Background: The marine environment has shown to be an interesting
source of new antitumor agents, representing an important tool in cancer
research. Objective: The aim of this study was to evaluate the antitumor
activities of 12 algae from Peniche coast (Portugal) on an in vitro model
of human colorectal cancer (Caco‑2 cells). Materials and Methods: The
antitumor potential was accessed by evaluating Caco‑2 cell’s viability and
proliferation through the 3‑[4, 5‑dimethylthiazol‑2‑yl]‑2, 5‑diphenyl tetrazolium
bromide and calcein‑AM methods. Results: The dichloromethane extracts
of Asparagopsis armata and Sphaerococcus coronopifolius induced the
highest decrease on cell’s viability (1 mg/mL; 24 h), 98.96% ± 0.39%
and 98.08% ± 0.89%, respectively, followed by the methanolic extracts
of S. coronopifolius (96.47% ± 1.26%) and A. armata (92.68% ± 1.17%).

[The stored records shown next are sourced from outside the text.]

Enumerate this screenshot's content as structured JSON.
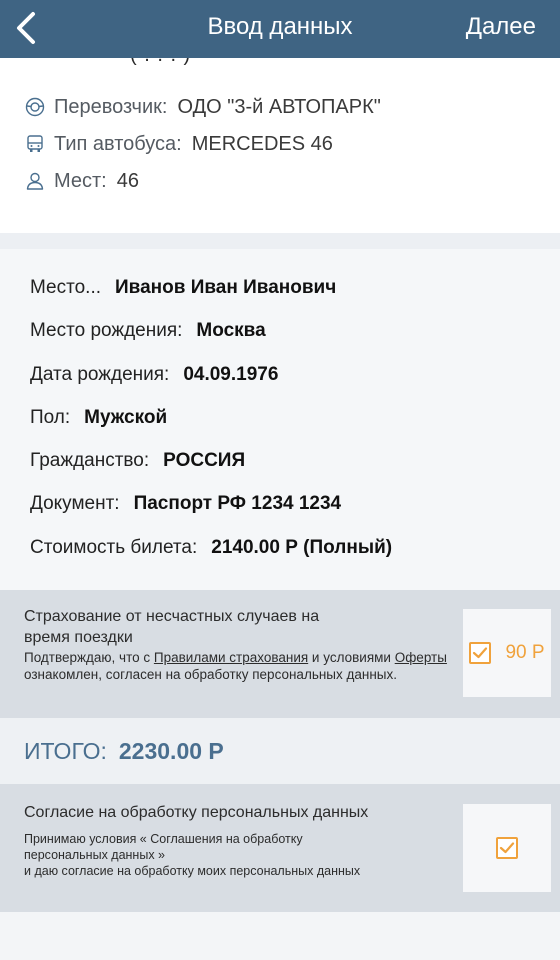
{
  "header": {
    "title": "Ввод данных",
    "next_label": "Далее"
  },
  "trip": {
    "cut_text": "(  .  .  .  )",
    "carrier": {
      "icon": "steering-wheel-icon",
      "label": "Перевозчик:",
      "value": "ОДО \"3-й АВТОПАРК\""
    },
    "bus_type": {
      "icon": "bus-icon",
      "label": "Тип автобуса:",
      "value": "MERCEDES 46"
    },
    "seats": {
      "icon": "person-icon",
      "label": "Мест:",
      "value": "46"
    }
  },
  "passenger": {
    "seat": {
      "label": "Место...",
      "value": "Иванов Иван Иванович"
    },
    "birthplace": {
      "label": "Место рождения:",
      "value": "Москва"
    },
    "birthdate": {
      "label": "Дата рождения:",
      "value": "04.09.1976"
    },
    "gender": {
      "label": "Пол:",
      "value": "Мужской"
    },
    "citizenship": {
      "label": "Гражданство:",
      "value": "РОССИЯ"
    },
    "document": {
      "label": "Документ:",
      "value": "Паспорт РФ 1234 1234"
    },
    "price": {
      "label": "Стоимость билета:",
      "value": "2140.00 Р (Полный)"
    }
  },
  "insurance": {
    "title": "Страхование от несчастных случаев на время поездки",
    "text_part1": "Подтверждаю, что с ",
    "rules_link": "Правилами страхования",
    "text_part2": " и условиями ",
    "offer_link": "Оферты",
    "text_part3": " ознакомлен, согласен на обработку персональных данных.",
    "checked": true,
    "price": "90 Р"
  },
  "total": {
    "label": "ИТОГО:",
    "value": "2230.00 Р"
  },
  "consent": {
    "title": "Согласие на обработку персональных данных",
    "line1": "Принимаю условия « Соглашения на обработку",
    "line2": "персональных данных »",
    "line3": "и даю согласие на обработку моих персональных данных",
    "checked": true
  },
  "colors": {
    "header": "#3f6483",
    "accent": "#f0a23c",
    "total_text": "#4a6f8f"
  }
}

Regarding cell proliferation, the highest decrease of Caco‑2 cell’s proliferation
(1 mg/mL; 24 h) was induced by the dichloromethane extract of A. armata
(100% ± 0.48%), S. coronopifolius (99.04 ± 0.51%), and Plocamium
cartilagineum (95.05% ± 1.19%). The highest potency was shown by
the dichloromethane extract of S. coronopifolius in both, cytotoxicity and
antiproliferative tests, with an IC50 of 21.3 and 36.5 µg/mL, respectively.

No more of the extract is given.